Guess what!? I have a brilliant new plan to get through life by! And it is: to lie. It seems to work for everyone else, so I thought I'd give it a shot, and by jove it worked. I lied on Friday, and that was easy. And then again before that. And Saturday night. I hate lies, I truly truly do, but hey, it's so super easy! If I had known it was so easy, I would have tried it years ago. I mean, you all gave me advice by lying to me yourself, so I suppose I'm just joining the "in" crowd. Good for me!
Sorry...listening to depressing music and being bitter. My apologies.
(See! I'm getting so good at this!)
God smote me. (Happy Birthday, Sharon!)

Yes, whilst skiing, God smote me. The asshole.

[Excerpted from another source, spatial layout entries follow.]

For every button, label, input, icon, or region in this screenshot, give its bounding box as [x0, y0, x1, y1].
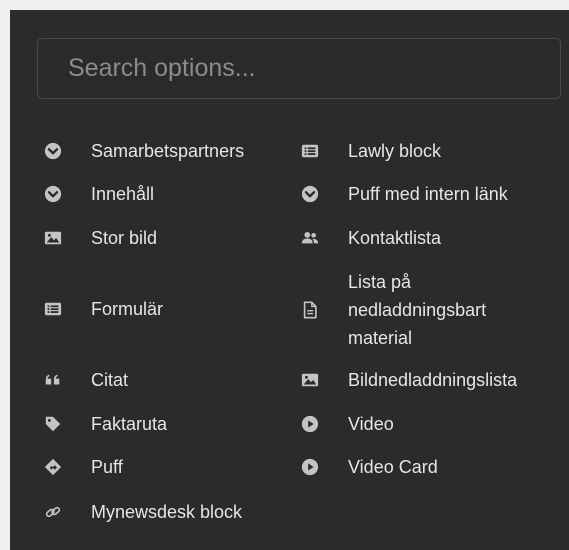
chevron-circle-down-icon	[43, 141, 63, 161]
option-mynewsdesk-block[interactable]: Mynewsdesk block	[43, 495, 242, 529]
option-innehall[interactable]: Innehåll	[43, 177, 154, 211]
option-label: Kontaktlista	[348, 228, 442, 248]
option-label: Bildnedladdningslista	[348, 370, 518, 390]
quote-icon	[43, 370, 63, 390]
option-label: Lawly block	[348, 141, 442, 161]
options-panel: Samarbetspartners Innehåll Stor bild For…	[10, 10, 569, 550]
option-puff-med-intern-lank[interactable]: Puff med intern länk	[300, 177, 508, 211]
option-label: Lista på nedladdningsbart material	[348, 272, 487, 348]
option-label: Puff	[91, 457, 123, 477]
option-label: Video Card	[348, 457, 438, 477]
option-video[interactable]: Video	[300, 407, 394, 441]
image-icon	[300, 370, 320, 390]
users-icon	[300, 228, 320, 248]
option-label: Video	[348, 414, 394, 434]
option-faktaruta[interactable]: Faktaruta	[43, 407, 167, 441]
search-box[interactable]	[37, 38, 561, 99]
option-formular[interactable]: Formulär	[43, 292, 163, 326]
list-alt-icon	[300, 141, 320, 161]
option-label: Stor bild	[91, 228, 158, 248]
chevron-circle-down-icon	[43, 184, 63, 204]
option-label: Formulär	[91, 299, 164, 319]
option-bildnedladdningslista[interactable]: Bildnedladdningslista	[300, 363, 517, 397]
document-icon	[300, 300, 320, 320]
play-circle-icon	[300, 457, 320, 477]
search-input[interactable]	[38, 39, 560, 98]
option-label: Innehåll	[91, 184, 155, 204]
option-kontaktlista[interactable]: Kontaktlista	[300, 221, 441, 255]
option-puff[interactable]: Puff	[43, 450, 123, 484]
option-label: Samarbetspartners	[91, 141, 245, 161]
option-video-card[interactable]: Video Card	[300, 450, 438, 484]
link-icon	[43, 502, 63, 522]
chevron-circle-down-icon	[300, 184, 320, 204]
tag-icon	[43, 414, 63, 434]
image-icon	[43, 228, 63, 248]
option-label: Puff med intern länk	[348, 184, 508, 204]
option-label: Citat	[91, 370, 129, 390]
option-label: Faktaruta	[91, 414, 168, 434]
option-stor-bild[interactable]: Stor bild	[43, 221, 157, 255]
option-samarbetspartners[interactable]: Samarbetspartners	[43, 134, 244, 168]
option-lista-pa-nedladdningsbart-material[interactable]: Lista på nedladdningsbart material	[300, 265, 538, 355]
list-alt-icon	[43, 299, 63, 319]
directions-diamond-icon	[43, 457, 63, 477]
option-label: Mynewsdesk block	[91, 502, 243, 522]
option-citat[interactable]: Citat	[43, 363, 128, 397]
option-lawly-block[interactable]: Lawly block	[300, 134, 441, 168]
play-circle-icon	[300, 414, 320, 434]
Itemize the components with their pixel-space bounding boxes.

So I had a pretty crappy weekend, all in all. Nothing bad in paticular happened, but I'm still kinda cranky. Friday wasn't much fun-school rarely is-and the weekend was not as restful as I had hoped is would be. Friday I wore my ever-so-pretty-not-very-comfortbale new shoes and as gorgeous as they are, it required all of my concentration just to walk. I had a balancing act going on worthy of Cirque du Soliel. Holy crap, does my right side ever hurt, what from falling after being smote. Well, I suppose I deserve it, what with claiming to be Skiing Jesus, and all...

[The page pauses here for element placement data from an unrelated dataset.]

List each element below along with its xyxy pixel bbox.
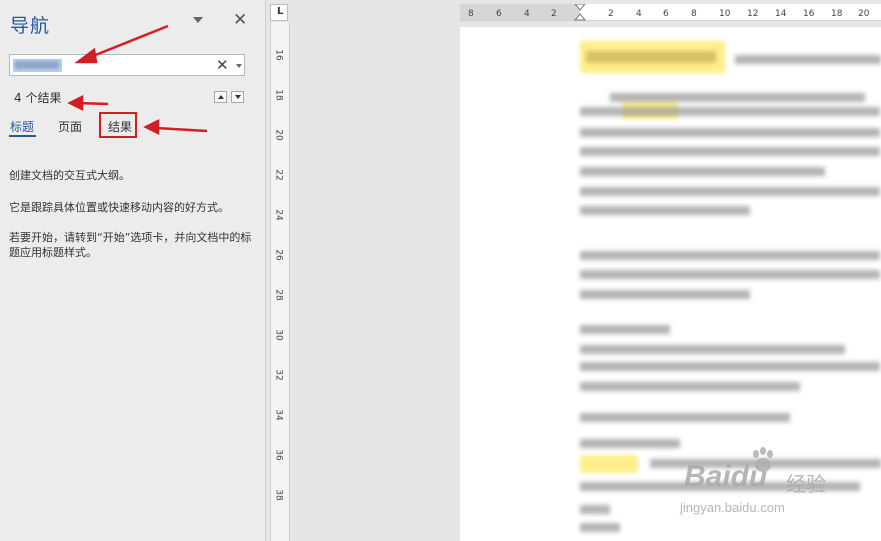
search-value xyxy=(15,61,59,69)
results-count: 4 个结果 xyxy=(14,91,62,105)
blurred-text-line xyxy=(580,382,800,391)
blurred-text xyxy=(735,55,881,64)
blurred-text-line xyxy=(610,93,865,102)
ruler-tick-label: 22 xyxy=(273,169,284,181)
ruler-tick-label: 20 xyxy=(273,129,284,141)
ruler-tick-label: 6 xyxy=(496,9,502,19)
vertical-ruler[interactable]: 16 18 20 22 24 26 28 30 32 34 36 38 xyxy=(270,22,290,541)
results-tab-highlight-box xyxy=(99,112,137,138)
tab-headings[interactable]: 标题 xyxy=(10,118,34,135)
navigation-pane: 导航 ✕ ✕ 4 个结果 标题 页面 结果 创建文档的交互式大纲。 它是跟踪具体… xyxy=(0,0,266,541)
chevron-down-icon[interactable] xyxy=(193,17,203,23)
ruler-tick-label: 36 xyxy=(273,449,284,461)
ruler-tick-label: 12 xyxy=(747,9,759,19)
triangle-down-icon xyxy=(235,95,241,99)
ruler-tick-label: 4 xyxy=(524,9,530,19)
search-dropdown-icon[interactable] xyxy=(236,64,242,68)
next-result-button[interactable] xyxy=(231,91,244,103)
nav-pane-title: 导航 xyxy=(10,15,51,37)
previous-result-button[interactable] xyxy=(214,91,227,103)
blurred-text-line xyxy=(580,206,750,215)
blurred-text-line xyxy=(580,439,680,448)
ruler-tick-label: 26 xyxy=(273,249,284,261)
ruler-tick-label: 16 xyxy=(273,49,284,61)
watermark-brand-cn: 经验 xyxy=(786,472,826,496)
watermark-url: jingyan.baidu.com xyxy=(680,500,785,515)
search-input[interactable]: ✕ xyxy=(9,54,245,76)
ruler-tick-label: 6 xyxy=(663,9,669,19)
ruler-tick-label: 24 xyxy=(273,209,284,221)
ruler-tick-label: 10 xyxy=(719,9,731,19)
blurred-text-line xyxy=(580,362,880,371)
blurred-highlight xyxy=(580,455,638,473)
blurred-text-line xyxy=(580,187,880,196)
blurred-text-line xyxy=(580,167,825,176)
baidu-watermark: Baidu 经验 jingyan.baidu.com xyxy=(676,446,836,526)
blurred-text-line xyxy=(580,523,620,532)
ruler-tab-selector[interactable]: L xyxy=(270,4,288,21)
ruler-tick-label: 32 xyxy=(273,369,284,381)
ruler-tick-label: 20 xyxy=(858,9,870,19)
nav-message-3: 若要开始，请转到“开始”选项卡，并向文档中的标题应用标题样式。 xyxy=(9,231,252,259)
ruler-tick-label: 4 xyxy=(636,9,642,19)
blurred-text-line xyxy=(580,325,670,334)
ruler-tick-label: 8 xyxy=(468,9,474,19)
ruler-tick-label: 18 xyxy=(831,9,843,19)
tab-pages[interactable]: 页面 xyxy=(58,118,82,135)
ruler-tick-label: 38 xyxy=(273,489,284,501)
ruler-tick-label: 8 xyxy=(691,9,697,19)
ruler-tick-label: 16 xyxy=(803,9,815,19)
blurred-text-line xyxy=(580,147,880,156)
ruler-left-margin xyxy=(460,4,580,20)
ruler-tick-label: 34 xyxy=(273,409,284,421)
triangle-up-icon xyxy=(218,95,224,99)
blurred-text-line xyxy=(580,413,790,422)
blurred-text-line xyxy=(580,290,750,299)
blurred-text-line xyxy=(580,251,880,260)
watermark-brand: Baidu xyxy=(684,460,768,493)
blurred-text-line xyxy=(580,345,845,354)
ruler-tick-label: 2 xyxy=(608,9,614,19)
close-icon[interactable]: ✕ xyxy=(233,10,247,30)
clear-icon[interactable]: ✕ xyxy=(216,56,229,74)
ruler-tick-label: 14 xyxy=(775,9,787,19)
ruler-tick-label: 18 xyxy=(273,89,284,101)
blurred-text-line xyxy=(580,107,880,116)
indent-marker-icon[interactable] xyxy=(574,4,586,22)
active-tab-indicator xyxy=(9,135,36,137)
blurred-heading xyxy=(586,51,716,63)
blurred-text-line xyxy=(580,128,880,137)
ruler-tick-label: 28 xyxy=(273,289,284,301)
nav-message-1: 创建文档的交互式大纲。 xyxy=(9,169,130,182)
nav-message-2: 它是跟踪具体位置或快速移动内容的好方式。 xyxy=(9,201,229,214)
ruler-tick-label: 2 xyxy=(551,9,557,19)
blurred-text-line xyxy=(580,270,880,279)
horizontal-ruler[interactable]: 8 6 4 2 2 4 6 8 10 12 14 16 18 20 xyxy=(460,4,881,21)
ruler-tick-label: 30 xyxy=(273,329,284,341)
blurred-text-line xyxy=(580,505,610,514)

It was...Friday or Saturday night, and I glanced out the window. I saw a star, and said the old poem:
Star light, star bright, first star I see tonight
Wish I may, wish I might
Grant the wish I make tonight
Hey, Star. I know you are just a ghost of a ball of gas churning in space millions of lightyears away, but if you can someway grant my wish...well, I'd really appreciate it. Thanks.
And then I proceeded to do so. That's what happens when I am bored, you see.
I really really really don't want to face the world tomorrow. I don't want to face the world at all.

Anime Character Generator by Nanuri
Name
RoleEye Candy
Hair ColorBlack
Eye ColorBlue
PersonalityAlways Hungry
Trademark FashionSchool Uniform
Created with quill18's MemeGen 3.0!


Hahah...school uniform...how quaint!